Hanna Schörken/Rieko Okuda
What followed was a double concert with Rieko Okuda/Hanna Schörken on the one hand and Super Jazz Sandwich on the other. According to the liner notes of the festival Hanna Schörken (voice) and Rieko Okuda (piano) presented their very own freedom of speech between the impressionist aesthetics of new music and the expressive spirit of free jazz. The music of the duo was completely improvised, Schörken is obviously informed by Phil Minton and Iréne Aebi, while Okada seems to have listened to Cecil Taylor, Howard Riley and Marilyn Crispell a lot. Schörken gurgled, hissed, panted and snapped, which Okuda sometimes counteracted with tender passages as well as with wild runs.

Super Jazz Sandwich
Finally, Super Jazz Sandwich delivered a real contrast. Trumpeter Flavio Zanuttini, saxophonist Florian Walter and drummer Simon Camatta tried to combine freely improvised music with more traditional varieties of jazz, which resulted in a DIY punk jazz aesthetic reminding me of the Flying Luttenbachers or John Zorn’s early Ornette Coleman projects. For their new program, they tried to turn the psychological concept of the Enneagram, a nine-step model of personality description and development, into music. Their music reached from structured improvisation to game-pieces to complex compositions, which was both funny and intellectually challenging. It was a very postmodern approach that quoted a lot of styles and philosophies, once (in a game piece) they even quoted Sam Rivers’ conducting technique. Nothing new, but great fun.

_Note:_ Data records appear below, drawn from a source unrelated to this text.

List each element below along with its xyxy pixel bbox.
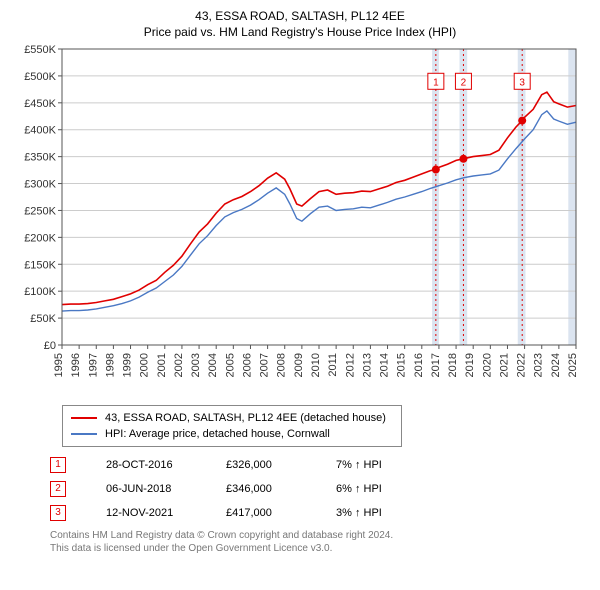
attribution-line-2: This data is licensed under the Open Gov… — [50, 542, 590, 555]
event-date: 28-OCT-2016 — [106, 459, 226, 471]
svg-text:2015: 2015 — [396, 353, 408, 377]
event-pct: 7% ↑ HPI — [336, 459, 416, 471]
svg-text:£350K: £350K — [24, 151, 56, 163]
chart-container: 43, ESSA ROAD, SALTASH, PL12 4EE Price p… — [0, 0, 600, 590]
svg-text:£500K: £500K — [24, 71, 56, 83]
chart-subtitle: Price paid vs. HM Land Registry's House … — [10, 25, 590, 39]
svg-text:1995: 1995 — [53, 353, 65, 377]
svg-text:2000: 2000 — [139, 353, 151, 377]
event-marker: 3 — [50, 505, 66, 521]
svg-text:2004: 2004 — [207, 353, 219, 377]
legend-item: 43, ESSA ROAD, SALTASH, PL12 4EE (detach… — [71, 410, 393, 426]
chart-title: 43, ESSA ROAD, SALTASH, PL12 4EE — [10, 8, 590, 25]
svg-text:2006: 2006 — [241, 353, 253, 377]
svg-text:1: 1 — [433, 77, 439, 88]
svg-text:2024: 2024 — [550, 353, 562, 377]
svg-text:2012: 2012 — [344, 353, 356, 377]
svg-text:£150K: £150K — [24, 259, 56, 271]
svg-text:£100K: £100K — [24, 286, 56, 298]
svg-text:2013: 2013 — [361, 353, 373, 377]
event-row: 2 06-JUN-2018£346,0006% ↑ HPI — [50, 477, 590, 501]
svg-text:1996: 1996 — [70, 353, 82, 377]
svg-text:2009: 2009 — [293, 353, 305, 377]
event-date: 06-JUN-2018 — [106, 483, 226, 495]
svg-text:£550K: £550K — [24, 45, 56, 56]
svg-text:2025: 2025 — [567, 353, 579, 377]
legend-label: HPI: Average price, detached house, Corn… — [105, 428, 330, 440]
legend-swatch — [71, 417, 97, 419]
legend-swatch — [71, 433, 97, 435]
svg-text:2011: 2011 — [327, 353, 339, 377]
attribution-line-1: Contains HM Land Registry data © Crown c… — [50, 529, 590, 542]
event-table: 1 28-OCT-2016£326,0007% ↑ HPI 2 06-JUN-2018… — [50, 453, 590, 525]
legend-label: 43, ESSA ROAD, SALTASH, PL12 4EE (detach… — [105, 412, 386, 424]
svg-text:2018: 2018 — [447, 353, 459, 377]
legend-item: HPI: Average price, detached house, Corn… — [71, 426, 393, 442]
svg-text:2017: 2017 — [430, 353, 442, 377]
line-chart-svg: £0 £50K £100K £150K £200K £250K £300K £350K £400… — [10, 45, 590, 401]
event-marker: 1 — [50, 457, 66, 473]
svg-text:2002: 2002 — [173, 353, 185, 377]
svg-text:£400K: £400K — [24, 125, 56, 137]
svg-text:2019: 2019 — [464, 353, 476, 377]
event-pct: 3% ↑ HPI — [336, 507, 416, 519]
svg-text:£0: £0 — [44, 340, 56, 352]
svg-text:3: 3 — [519, 77, 525, 88]
event-row: 3 12-NOV-2021£417,0003% ↑ HPI — [50, 501, 590, 525]
svg-text:2007: 2007 — [259, 353, 271, 377]
svg-text:1998: 1998 — [104, 353, 116, 377]
event-date: 12-NOV-2021 — [106, 507, 226, 519]
svg-text:2016: 2016 — [413, 353, 425, 377]
chart-plot-area: £0 £50K £100K £150K £200K £250K £300K £350K £400… — [10, 45, 590, 401]
event-price: £326,000 — [226, 459, 336, 471]
svg-text:£50K: £50K — [30, 313, 56, 325]
svg-text:£300K: £300K — [24, 178, 56, 190]
svg-text:£250K: £250K — [24, 205, 56, 217]
svg-text:2005: 2005 — [224, 353, 236, 377]
svg-text:2003: 2003 — [190, 353, 202, 377]
svg-text:2010: 2010 — [310, 353, 322, 377]
svg-text:1999: 1999 — [122, 353, 134, 377]
attribution: Contains HM Land Registry data © Crown c… — [50, 529, 590, 555]
svg-text:£450K: £450K — [24, 98, 56, 110]
svg-text:2008: 2008 — [276, 353, 288, 377]
event-marker: 2 — [50, 481, 66, 497]
event-row: 1 28-OCT-2016£326,0007% ↑ HPI — [50, 453, 590, 477]
svg-text:2001: 2001 — [156, 353, 168, 377]
event-price: £346,000 — [226, 483, 336, 495]
svg-text:£200K: £200K — [24, 232, 56, 244]
svg-text:2020: 2020 — [481, 353, 493, 377]
svg-text:1997: 1997 — [87, 353, 99, 377]
svg-text:2014: 2014 — [379, 353, 391, 377]
event-price: £417,000 — [226, 507, 336, 519]
event-pct: 6% ↑ HPI — [336, 483, 416, 495]
svg-text:2: 2 — [461, 77, 467, 88]
legend: 43, ESSA ROAD, SALTASH, PL12 4EE (detach… — [62, 405, 402, 447]
svg-text:2022: 2022 — [516, 353, 528, 377]
svg-text:2023: 2023 — [533, 353, 545, 377]
svg-text:2021: 2021 — [498, 353, 510, 377]
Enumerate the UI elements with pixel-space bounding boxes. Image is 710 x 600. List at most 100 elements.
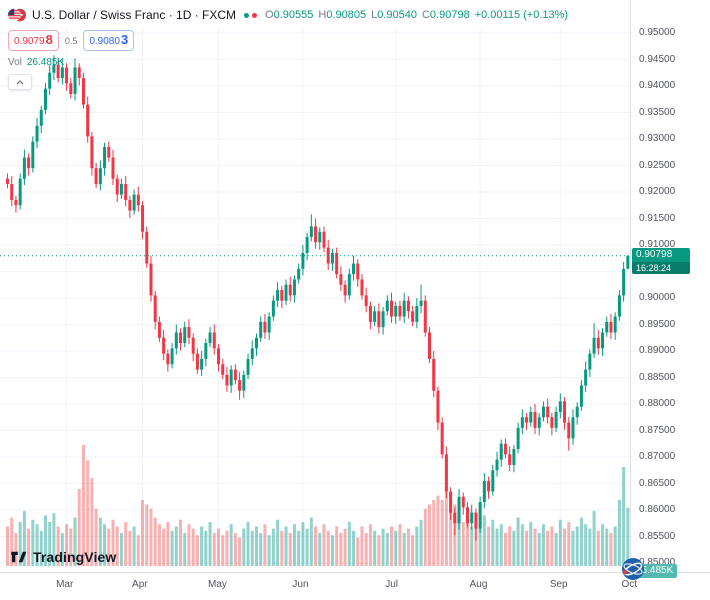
candle-body (124, 184, 128, 200)
candle-body (601, 332, 605, 349)
candle-body (461, 496, 465, 508)
volume-bar (305, 528, 309, 566)
volume-bar (390, 526, 394, 566)
volume-bar (322, 524, 326, 566)
volume-bar (478, 524, 482, 566)
volume-bar (487, 526, 491, 566)
volume-bar (512, 530, 516, 566)
price-tick-label: 0.92000 (639, 186, 676, 197)
candle-body (103, 146, 107, 169)
volume-legend[interactable]: Vol 26.485K (8, 57, 568, 68)
candle-body (474, 512, 478, 529)
candle-body (364, 295, 368, 306)
price-tick-label: 0.86500 (639, 477, 676, 489)
volume-bar (145, 504, 149, 566)
candle-body (246, 358, 250, 375)
candle-body (415, 305, 419, 322)
candle-body (390, 300, 394, 317)
symbol-title[interactable]: U.S. Dollar / Swiss Franc · 1D · FXCM (32, 8, 237, 22)
volume-bar (423, 508, 427, 566)
volume-bar (35, 524, 39, 566)
volume-bar (622, 467, 626, 566)
volume-bar (609, 533, 613, 566)
candle-body (592, 337, 596, 354)
candle-body (170, 348, 174, 365)
volume-bar (187, 524, 191, 566)
volume-bar (499, 524, 503, 566)
candle-body (22, 157, 26, 179)
volume-bar (368, 524, 372, 566)
price-tick-label: 0.85000 (639, 557, 676, 568)
price-tick-label: 0.90000 (639, 292, 676, 303)
last-price-value: 0.90798 (632, 247, 690, 262)
candle-body (588, 353, 592, 370)
candles-layer (6, 55, 630, 541)
candle-body (242, 374, 246, 391)
sell-price-button[interactable]: 0.9079 8 (8, 30, 59, 51)
candle-body (254, 337, 258, 349)
time-tick-label: May (208, 579, 227, 590)
candle-body (14, 199, 18, 206)
last-price-axis-label[interactable]: 0.90798 16:28:24 (632, 247, 690, 274)
candle-body (162, 337, 166, 354)
volume-bar (128, 530, 132, 566)
candle-body (149, 263, 153, 296)
volume-bar (309, 517, 313, 566)
candle-body (280, 290, 284, 301)
candle-body (428, 332, 431, 359)
candle-body (187, 327, 191, 338)
volume-bar (465, 517, 469, 566)
candle-body (541, 406, 545, 418)
volume-bar (39, 530, 43, 566)
candle-body (440, 422, 444, 455)
volume-bar (242, 528, 246, 566)
market-status-indicator[interactable] (244, 12, 258, 18)
candle-body (558, 401, 562, 412)
candle-body (432, 358, 436, 391)
volume-bar (157, 524, 161, 566)
candle-body (86, 104, 90, 137)
tradingview-logo[interactable]: TradingView (10, 549, 116, 565)
volume-bar (482, 515, 486, 566)
candle-body (208, 332, 212, 344)
volume-bar (436, 495, 440, 566)
candle-body (550, 417, 554, 428)
candle-body (250, 348, 254, 359)
candle-body (6, 178, 9, 185)
candle-body (617, 295, 621, 317)
time-tick-label: Jul (385, 579, 399, 590)
time-tick-label: Aug (469, 579, 488, 590)
price-axis[interactable]: 0.95000 0.94500 0.94000 0.93500 0.93000 0.925… (630, 0, 710, 572)
candle-body (567, 422, 571, 439)
price-tick-label: 0.91500 (639, 212, 676, 224)
collapse-legend-button[interactable] (8, 74, 32, 90)
volume-bar (596, 530, 600, 566)
time-tick-label: Sep (549, 579, 568, 590)
candle-body (343, 284, 347, 296)
spread-label: 0.5 (64, 35, 78, 46)
tradingview-wordmark: TradingView (33, 549, 117, 565)
volume-bar (356, 537, 360, 566)
candle-body (174, 332, 178, 349)
volume-bar (335, 526, 339, 566)
candle-body (43, 88, 47, 110)
candle-body (166, 353, 170, 365)
time-axis[interactable]: Mar Apr May Jun Jul Aug Sep Oct (0, 572, 710, 600)
volume-bar (254, 526, 258, 566)
chart-plot-area[interactable] (0, 28, 630, 572)
candle-body (233, 369, 237, 381)
candle-body (157, 321, 161, 338)
volume-bar (191, 528, 195, 566)
candle-body (18, 178, 22, 206)
volume-bar (56, 526, 60, 566)
candle-body (263, 321, 267, 333)
volume-bar (284, 526, 288, 566)
candle-body (584, 369, 588, 386)
volume-bar (491, 519, 495, 566)
volume-bar (533, 528, 537, 566)
volume-bar (419, 519, 423, 566)
price-tick-label: 0.89000 (639, 345, 676, 356)
candle-body (406, 300, 410, 312)
candle-body (360, 279, 364, 296)
buy-price-button[interactable]: 0.9080 3 (83, 30, 135, 51)
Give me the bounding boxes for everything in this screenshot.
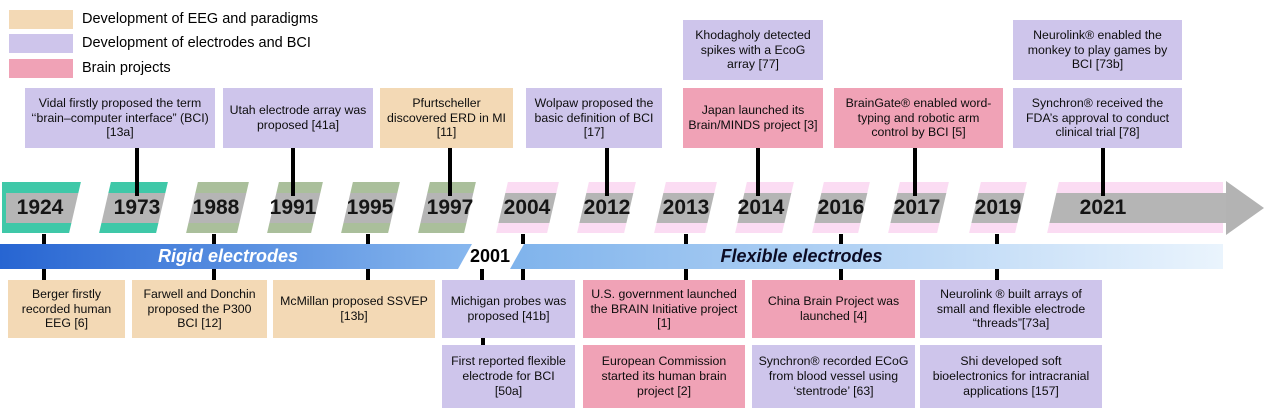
event-box-farwell-p300: Farwell and Donchin proposed the P300 BC… <box>132 280 267 338</box>
year-label-2017: 2017 <box>893 196 941 219</box>
event-box-synchron-fda: Synchron® received the FDA’s approval to… <box>1013 88 1182 148</box>
year-label-1988: 1988 <box>192 196 240 219</box>
flexible-electrodes-bar: Flexible electrodes <box>510 244 1223 269</box>
tick-1995-lower <box>366 269 370 280</box>
legend-swatch-electrodes-bci <box>9 34 73 53</box>
event-box-japan-brain-minds: Japan launched its Brain/MINDS project [… <box>683 88 823 148</box>
connector-vidal-1973 <box>135 148 139 196</box>
legend-swatch-eeg <box>9 10 73 29</box>
tick-michigan-to-first-flexible <box>481 338 485 345</box>
tick-1988-lower <box>212 269 216 280</box>
tick-2004-lower <box>521 269 525 280</box>
year-label-2013: 2013 <box>662 196 710 219</box>
connector-braingate-2017 <box>913 148 917 196</box>
timeline-arrow-head <box>1226 181 1264 235</box>
tick-2016-lower <box>839 269 843 280</box>
year-label-2012: 2012 <box>583 196 631 219</box>
event-box-mcmillan-ssvep: McMillan proposed SSVEP [13b] <box>273 280 435 338</box>
tick-1924-lower <box>42 269 46 280</box>
tick-2001-lower <box>480 269 484 280</box>
event-box-berger-eeg: Berger firstly recorded human EEG [6] <box>8 280 125 338</box>
event-box-utah-array: Utah electrode array was proposed [41a] <box>223 88 373 148</box>
event-box-neuralink-threads: Neurolink ® built arrays of small and fl… <box>920 280 1102 338</box>
tick-2013-lower <box>684 269 688 280</box>
event-box-braingate-word-typing: BrainGate® enabled word-typing and robot… <box>834 88 1003 148</box>
year-label-1997: 1997 <box>426 196 474 219</box>
year-label-2014: 2014 <box>737 196 785 219</box>
event-box-synchron-stentrode: Synchron® recorded ECoG from blood vesse… <box>752 345 915 408</box>
connector-synchron-2021 <box>1101 148 1105 196</box>
connector-pfurtscheller-1997 <box>448 148 452 196</box>
event-box-michigan-probes: Michigan probes was proposed [41b] <box>442 280 575 338</box>
tick-2019-upper <box>995 234 999 244</box>
legend-swatch-brain-projects <box>9 59 73 78</box>
year-label-2004: 2004 <box>503 196 551 219</box>
event-box-wolpaw-definition: Wolpaw proposed the basic definition of … <box>526 88 662 148</box>
year-label-1991: 1991 <box>269 196 317 219</box>
connector-wolpaw-2012 <box>605 148 609 196</box>
rigid-electrodes-bar: Rigid electrodes <box>0 244 472 269</box>
legend-label-brain-projects: Brain projects <box>82 60 171 76</box>
legend-label-eeg: Development of EEG and paradigms <box>82 11 319 27</box>
era-divider-2001: 2001 <box>469 246 511 266</box>
year-label-2016: 2016 <box>817 196 865 219</box>
event-box-eu-human-brain-project: European Commission started its human br… <box>583 345 745 408</box>
connector-utah-1991 <box>291 148 295 196</box>
event-box-china-brain-project: China Brain Project was launched [4] <box>752 280 915 338</box>
tick-2019-lower <box>995 269 999 280</box>
event-box-us-brain-initiative: U.S. government launched the BRAIN Initi… <box>583 280 745 338</box>
tick-1924-upper <box>42 234 46 244</box>
tick-1995-upper <box>366 234 370 244</box>
year-label-2019: 2019 <box>974 196 1022 219</box>
year-label-1924: 1924 <box>16 196 64 219</box>
year-label-2021: 2021 <box>1079 196 1127 219</box>
event-box-khodagholy-ecog-array: Khodagholy detected spikes with a EcoG a… <box>683 20 823 80</box>
tick-1988-upper <box>212 234 216 244</box>
event-box-vidal-bci-term: Vidal firstly proposed the term ‘‘brain–… <box>25 88 215 148</box>
event-box-neuralink-monkey-games: Neurolink® enabled the monkey to play ga… <box>1013 20 1182 80</box>
event-box-shi-bioelectronics: Shi developed soft bioelectronics for in… <box>920 345 1102 408</box>
tick-2016-upper <box>839 234 843 244</box>
event-box-pfurtscheller-erd: Pfurtscheller discovered ERD in MI [11] <box>380 88 513 148</box>
connector-japan-2014 <box>756 148 760 196</box>
tick-2004-upper <box>521 234 525 244</box>
year-label-1995: 1995 <box>346 196 394 219</box>
year-label-1973: 1973 <box>113 196 161 219</box>
event-box-first-flexible-electrode: First reported flexible electrode for BC… <box>442 345 575 408</box>
legend-label-electrodes-bci: Development of electrodes and BCI <box>82 35 311 51</box>
tick-2013-upper <box>684 234 688 244</box>
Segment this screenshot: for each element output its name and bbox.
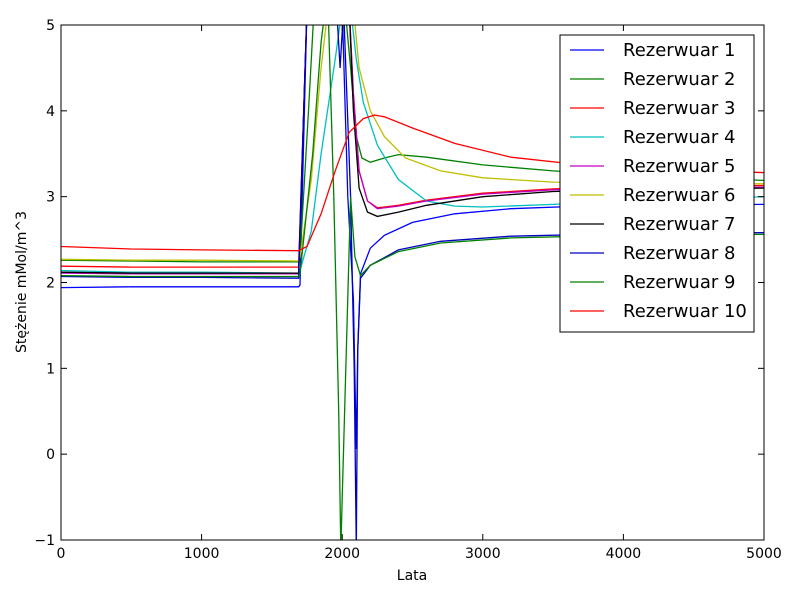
legend-label-6: Rezerwuar 6 — [623, 185, 735, 206]
legend-label-7: Rezerwuar 7 — [623, 214, 735, 235]
legend-label-8: Rezerwuar 8 — [623, 243, 735, 264]
legend-label-4: Rezerwuar 4 — [623, 127, 735, 148]
x-tick-label: 2000 — [324, 546, 360, 562]
legend-label-10: Rezerwuar 10 — [623, 301, 747, 322]
y-tick-label: 4 — [46, 104, 55, 120]
y-tick-label: 1 — [46, 361, 55, 377]
legend: Rezerwuar 1 Rezerwuar 2 Rezerwuar 3 Rezerwu… — [559, 34, 755, 333]
legend-label-5: Rezerwuar 5 — [623, 156, 735, 177]
y-tick-label: 2 — [46, 276, 55, 292]
y-tick-label: 3 — [46, 190, 55, 206]
x-axis-label: Lata — [397, 568, 427, 584]
series-lines — [61, 25, 764, 540]
legend-label-2: Rezerwuar 2 — [623, 69, 735, 90]
y-axis-ticks: −1 0 1 2 3 4 5 — [34, 18, 764, 549]
series-line-8 — [61, 25, 764, 540]
legend-label-3: Rezerwuar 3 — [623, 98, 735, 119]
legend-label-1: Rezerwuar 1 — [623, 40, 735, 61]
legend-label-9: Rezerwuar 9 — [623, 272, 735, 293]
series-line-6 — [61, 25, 764, 262]
series-line-5 — [61, 25, 764, 275]
series-line-9 — [61, 25, 764, 540]
y-tick-label: −1 — [34, 533, 55, 549]
x-tick-label: 5000 — [746, 546, 782, 562]
series-line-10 — [61, 114, 764, 252]
x-axis-ticks: 0 1000 2000 3000 4000 5000 — [57, 25, 782, 562]
y-tick-label: 0 — [46, 447, 55, 463]
x-tick-label: 0 — [57, 546, 66, 562]
y-tick-label: 5 — [46, 18, 55, 34]
x-tick-label: 3000 — [465, 546, 501, 562]
y-axis-label: Stężenie mMol/m^3 — [14, 211, 30, 353]
x-tick-label: 1000 — [184, 546, 220, 562]
x-tick-label: 4000 — [606, 546, 642, 562]
series-line-7 — [61, 25, 764, 274]
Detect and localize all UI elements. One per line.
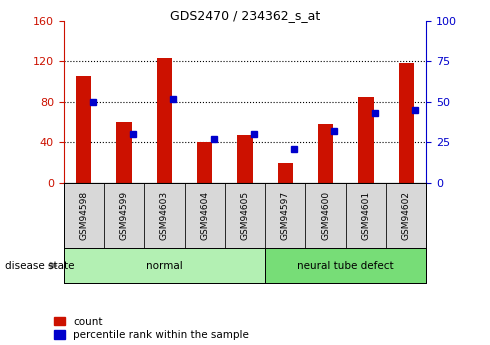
- Bar: [76, 77, 92, 183]
- Text: GSM94601: GSM94601: [361, 191, 370, 240]
- Text: GSM94605: GSM94605: [241, 191, 249, 240]
- Text: GSM94597: GSM94597: [281, 191, 290, 240]
- Bar: [117, 122, 132, 183]
- Bar: [157, 58, 172, 183]
- Bar: [278, 162, 293, 183]
- Text: GDS2470 / 234362_s_at: GDS2470 / 234362_s_at: [170, 9, 320, 22]
- Text: normal: normal: [146, 261, 183, 270]
- Text: GSM94604: GSM94604: [200, 191, 209, 240]
- Legend: count, percentile rank within the sample: count, percentile rank within the sample: [54, 317, 249, 340]
- Bar: [197, 142, 212, 183]
- Text: GSM94603: GSM94603: [160, 191, 169, 240]
- Text: neural tube defect: neural tube defect: [297, 261, 394, 270]
- Text: disease state: disease state: [5, 261, 74, 270]
- Text: GSM94598: GSM94598: [79, 191, 88, 240]
- Text: GSM94602: GSM94602: [402, 191, 411, 240]
- Bar: [318, 124, 333, 183]
- Bar: [358, 97, 373, 183]
- Bar: [237, 135, 253, 183]
- Text: GSM94600: GSM94600: [321, 191, 330, 240]
- Bar: [398, 63, 414, 183]
- Text: GSM94599: GSM94599: [120, 191, 129, 240]
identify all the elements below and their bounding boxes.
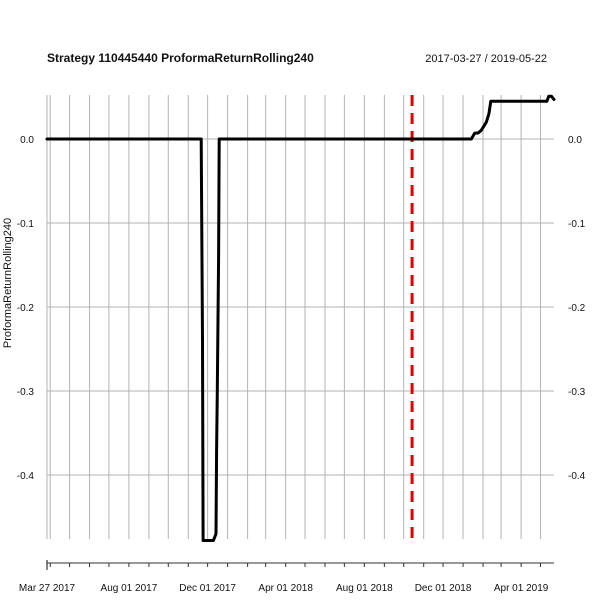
- y-tick-label-left: 0.0: [20, 135, 34, 146]
- chart-date-range: 2017-03-27 / 2019-05-22: [425, 53, 547, 65]
- y-tick-label-left: -0.2: [17, 303, 35, 314]
- y-axis-label: ProformaReturnRolling240: [2, 218, 14, 348]
- y-tick-label-right: 0.0: [568, 135, 582, 146]
- y-tick-label-right: -0.4: [568, 471, 586, 482]
- y-tick-label-left: -0.3: [17, 387, 35, 398]
- y-tick-label-left: -0.1: [17, 219, 35, 230]
- x-tick-label: Apr 01 2018: [258, 583, 313, 594]
- x-tick-label: Dec 01 2018: [415, 583, 472, 594]
- x-tick-label: Dec 01 2017: [179, 583, 236, 594]
- y-tick-label-right: -0.2: [568, 303, 586, 314]
- y-tick-label-right: -0.1: [568, 219, 586, 230]
- y-tick-label-right: -0.3: [568, 387, 586, 398]
- y-tick-label-left: -0.4: [17, 471, 35, 482]
- series-layer: [45, 94, 556, 542]
- x-tick-label: Aug 01 2018: [336, 583, 393, 594]
- series-line: [45, 94, 556, 542]
- x-tick-label: Mar 27 2017: [19, 583, 76, 594]
- grid-layer: [46, 95, 554, 539]
- x-tick-label: Apr 01 2019: [494, 583, 549, 594]
- chart-title: Strategy 110445440 ProformaReturnRolling…: [47, 51, 314, 65]
- axis-layer: 0.0 0.0 -0.1 -0.1 -0.2 -0.2 -0.3 -0.3 -0.4 -0.4 Ma…: [17, 135, 586, 594]
- x-tick-label: Aug 01 2017: [101, 583, 158, 594]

Els Vandeweyer/DJ Illvibe/Hamid Drake feat. Real Geizt/Splidttercrist
The evening was closed by Els Vandeweyer/DJ Illvibe/Hamid Drake feat. Real Geizt/Splidttercrist.
The set referred to Anguish’s show the night before trying to integrate hiphop into a free jazz surrounding. For this, according to the liner notes, marimba, vibraphone, metal plates, drums, record players, and voice boxes had to be turned inside out. Belgian vibraphonist Els Vandeweyer, American drummer Hamid Drake, turntablist DJ Illvibe (for those who don’t know: he’s Alexander von Schlippenbach’s son) and rapper Real Geizt / Splidttercrist tried to explore unknown territories. Visually, this was interesting, since Real Geizt (German for real spirit) actually appeared like a ghost (see the picture). Musically Vandeweyer, DJ Illvibe and Drake worked together very nicely, with Vandeweyer even playing blues riffs on the marimba in the beginning, which created an fascinating groove. When Real Geizt conjured himself, there was a different spirit, since he seemed to me like a comic version of hiphop, rather contributing some kind of poetry than real hiphop. This was foiled by DJ Illvibe’s beats and Drake’s grooves.

All in all a very challenging and exciting day of music.